RBI Ban and SC order:
  • The Reserve Bank of India in the year 2018 had ordered financial institutions to sever all ties with individuals or businesses involved in virtual currencies such as bitcoin within a time span of three months.
  • However, in 2020, the Supreme Court allowed banks to handle cryptocurrency transactions from exchanges and traders, overturning RBI ban.
  • The Court found that a blanket ban was disproportionate and that virtual currencies had caused no visible damage to banks regulated by the RBI.
System in other nations:
  • There have been attempts by several governments across the globe to regulate cryptocurrencies, but so far there has been no major economy that has chosen to place a blanket ban on owning them.
  • Ecuador, China, Senegal, Singapore, Tunisia have their own cryptocurrencies.
  • Several countries have raised concerns about the misuse of consumer data and its possible impact on the financial system.
  • Private digital currencies have gained popularity in recent years, which has led to the regulators and governments to be wary of the risks these currencies pose.

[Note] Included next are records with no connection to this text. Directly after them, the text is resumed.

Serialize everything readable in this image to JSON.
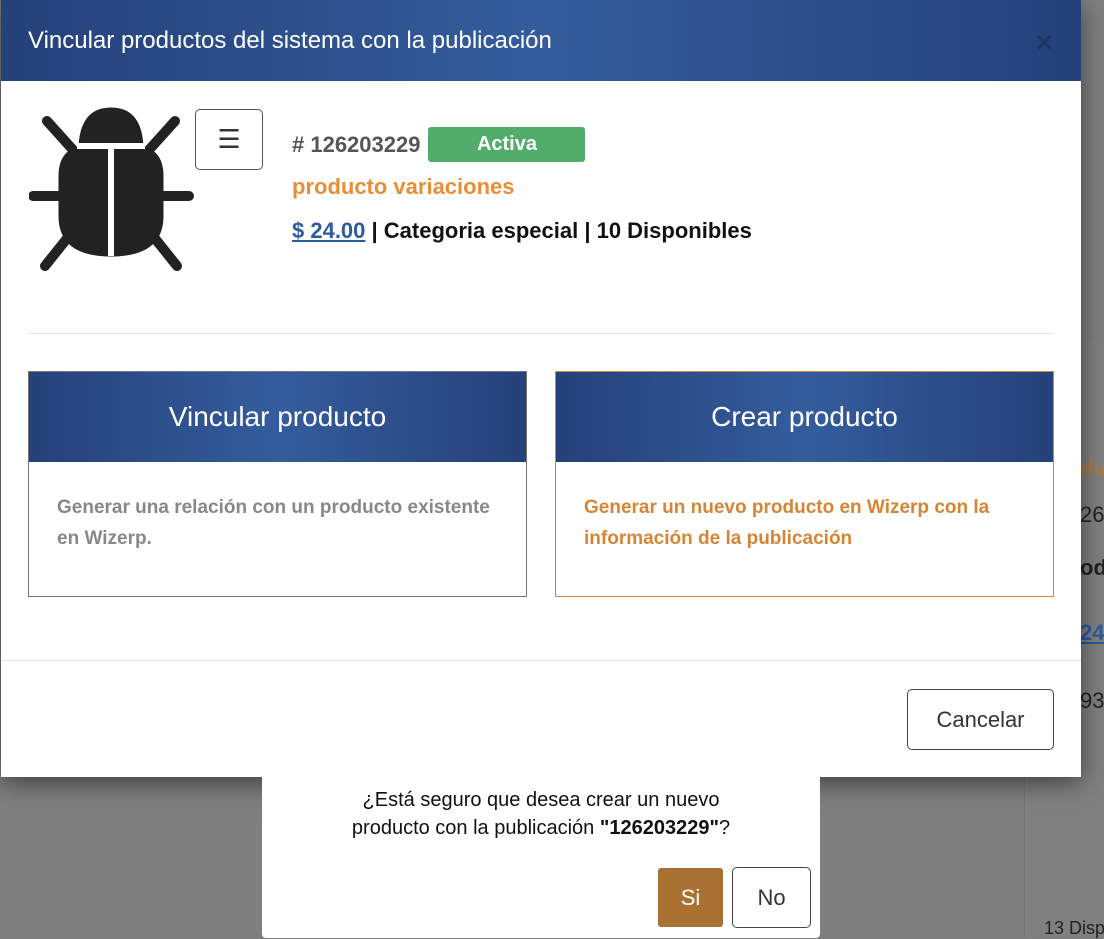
{
  "background": {
    "fragments": [
      "du",
      "26",
      "odu",
      "24",
      "93",
      "13 Disp"
    ]
  },
  "modal": {
    "title": "Vincular productos del sistema con la publicación",
    "close": "×",
    "product": {
      "id": "# 126203229",
      "status": "Activa",
      "name": "producto variaciones",
      "price": "$ 24.00",
      "details": " | Categoria especial | 10 Disponibles"
    },
    "cards": [
      {
        "title": "Vincular producto",
        "desc": "Generar una relación con un producto existente en Wizerp."
      },
      {
        "title": "Crear producto",
        "desc": "Generar un nuevo producto en Wizerp con la información de la publicación"
      }
    ],
    "cancel": "Cancelar"
  },
  "confirm": {
    "message_line1": "¿Está seguro que desea crear un nuevo",
    "message_line2": "producto con la publicación ",
    "message_id": "\"126203229\"",
    "message_end": "?",
    "yes": "Si",
    "no": "No"
  },
  "colors": {
    "header": "#25417a",
    "accent": "#e88e36",
    "active": "#52ad6a",
    "yes": "#a97132"
  }
}
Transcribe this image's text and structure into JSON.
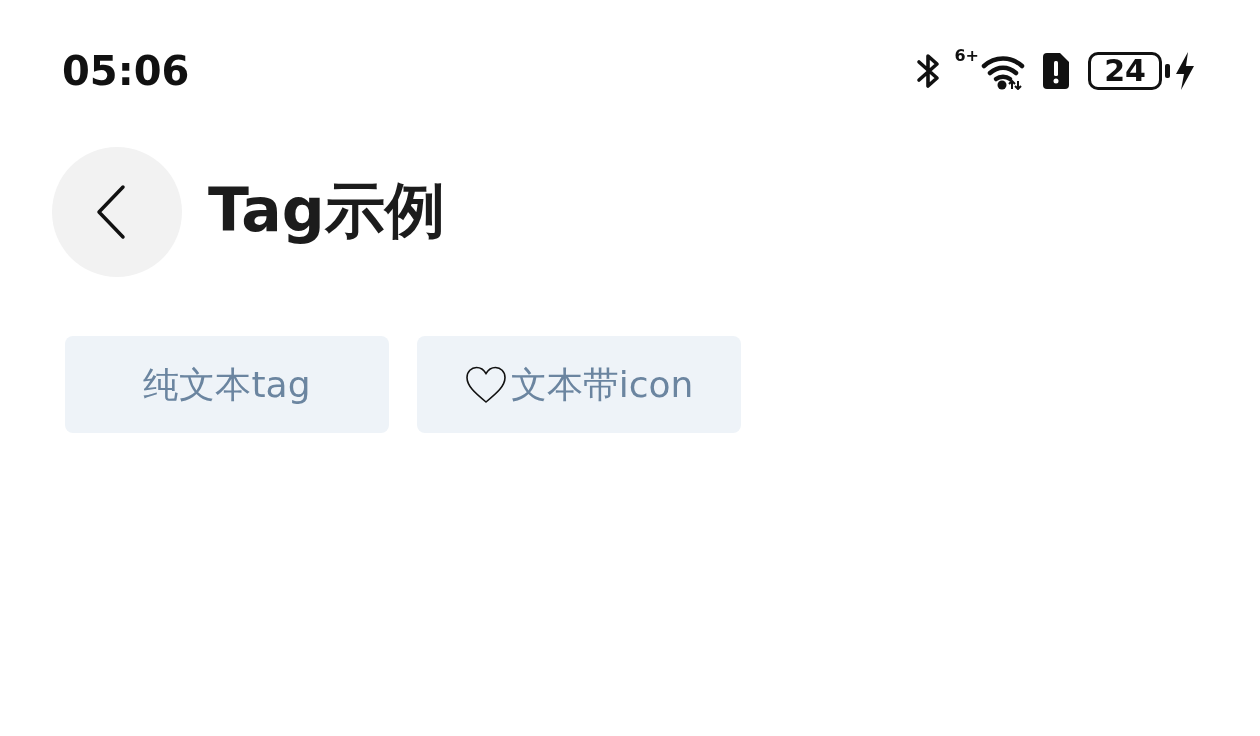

Rationale behind this Bill:
  • Check on Volatility: Private Cryptocurrencies are too volatile and pose a threat to India’s financial stability. A fiat currency shouldn’t portray such volatility. For instance, Bitcoin’s price has risen more than 10-fold over the last year.
  • Curb Illegal Activities: In April 2018, RBI banned banks and other regulated entities from supporting crypto transactions after digital currencies were used for frauds. In March 2020, the Supreme Court clarified that crypto transactions were not illegal in India.
  • Ascertaining the Magnitude of Undisclosed Holdings: Once private currencies are banned, then all investors would have to declare their true digital holdings in order to exit within the permissible window. As per an unofficial estimate, Indian investors hold around $1.5 billion (Rs 10,000 crore) in digital currencies.
Way Forward:
  • The government needs to clear the uncertainty regarding the legal status of cryptocurrencies in the minds of Indian investors.
  • Further, it also needs to ascertain the economic and social impact of closing startups that function on private cryptocurrencies like Unocoin, Zebpay, etc.